Is a Volkswagen Beetle to volume what Wales is to area?
Hmm. From this handy “Travel Safety—Crocodiles” Webpage:
Of course, if you’re there with me, Paulie, all I have to do is outrun you.
Other useful snippets from that page:
Apparently African crocs are more aggressive, but they’re smaller so you should concentrate on avoiding the hippos because they’re more dangerous, even though they…
There you go. Don’t let anyone tell you PooterGeek isn’t educational: Hippos are easy to see and don’t deliberately hide—presumably because the adults are the size of Volkswagen Beetles and there’s nothing bigger than they are for them to hide from (except perhaps humans with guns driving Land Rovers the size of Land Rovers).
Hippos kill sharks by dragging them out of the water and jumping up and down on them.
If you’re attacked by a tiger, you must never, ever run. Run and you die. The best thing to do is to stand tall and raise your arms up high and scream at the tiger, in an attempt to persuade it that you are more dangerous than it. It’s all very well reading that at home, isn’t it, but, faced with the tiger, would you? I suspect I’d have a nagging sensation of “Was that genuine good advice or a hoax?
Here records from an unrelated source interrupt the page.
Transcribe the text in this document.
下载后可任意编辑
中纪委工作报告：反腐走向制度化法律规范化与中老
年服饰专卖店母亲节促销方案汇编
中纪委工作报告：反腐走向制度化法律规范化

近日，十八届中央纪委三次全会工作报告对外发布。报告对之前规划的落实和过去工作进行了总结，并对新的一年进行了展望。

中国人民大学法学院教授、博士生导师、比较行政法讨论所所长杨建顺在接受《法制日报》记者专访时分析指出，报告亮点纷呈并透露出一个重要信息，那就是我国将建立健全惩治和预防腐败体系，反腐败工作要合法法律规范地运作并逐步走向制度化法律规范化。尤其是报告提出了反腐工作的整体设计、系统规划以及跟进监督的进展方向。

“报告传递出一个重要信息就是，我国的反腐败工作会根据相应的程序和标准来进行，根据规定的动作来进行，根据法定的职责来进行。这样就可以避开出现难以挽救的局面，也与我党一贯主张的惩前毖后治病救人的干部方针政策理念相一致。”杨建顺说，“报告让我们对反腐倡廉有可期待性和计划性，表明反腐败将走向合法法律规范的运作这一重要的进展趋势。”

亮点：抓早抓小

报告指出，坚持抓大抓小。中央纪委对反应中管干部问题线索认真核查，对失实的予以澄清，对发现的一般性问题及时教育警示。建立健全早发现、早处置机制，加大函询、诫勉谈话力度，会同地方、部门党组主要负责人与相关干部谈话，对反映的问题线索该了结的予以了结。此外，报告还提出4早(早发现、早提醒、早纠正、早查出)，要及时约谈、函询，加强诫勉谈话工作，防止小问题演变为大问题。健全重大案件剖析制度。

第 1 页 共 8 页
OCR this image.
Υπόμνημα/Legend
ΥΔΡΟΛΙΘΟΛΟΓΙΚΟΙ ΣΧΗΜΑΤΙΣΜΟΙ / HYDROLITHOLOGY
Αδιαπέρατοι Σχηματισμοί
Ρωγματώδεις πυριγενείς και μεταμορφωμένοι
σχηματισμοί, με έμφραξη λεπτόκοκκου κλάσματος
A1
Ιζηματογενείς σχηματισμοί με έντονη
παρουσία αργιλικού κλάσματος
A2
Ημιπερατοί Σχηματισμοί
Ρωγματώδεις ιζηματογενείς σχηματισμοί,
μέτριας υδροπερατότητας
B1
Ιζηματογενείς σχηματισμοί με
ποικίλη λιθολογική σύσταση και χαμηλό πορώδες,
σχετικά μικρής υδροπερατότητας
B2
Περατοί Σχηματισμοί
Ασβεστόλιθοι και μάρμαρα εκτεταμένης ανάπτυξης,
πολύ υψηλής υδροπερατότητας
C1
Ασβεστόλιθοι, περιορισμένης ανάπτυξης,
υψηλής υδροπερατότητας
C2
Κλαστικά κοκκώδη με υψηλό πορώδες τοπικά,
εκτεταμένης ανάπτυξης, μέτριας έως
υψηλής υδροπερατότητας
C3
I bet running does work.”
I think I could just about manage the screaming part.
“GI Hippos versus Nazi Sharks in the Ancient Land of the Pyramids” would probably be the ultimate Discovery Channel documentary sequence.
Volume used to be measured in double-decker London buses until the bendy ones replaced them. That’s ZaNuLab’s Britain for you. Next thing you know, they’ll replace the traditional English football pitch as the standard unit of length with the Eiffel Tower.
We have lots of similar advice here on Sakhalin for bear encounters, which kill at least half a dozen people each year.
I can’t remember it very well, but you’re supposed to run if it’s hungry and play dead if it’s not, and you tell by either asking it politely or listening carefully for ursine belly rumblings. From what I can gather, most people who get attacked by a bear are extremely fortunate if they escape with horrific injuries. These things live a just a few hundred yards into the woods surrounding our work sites and town.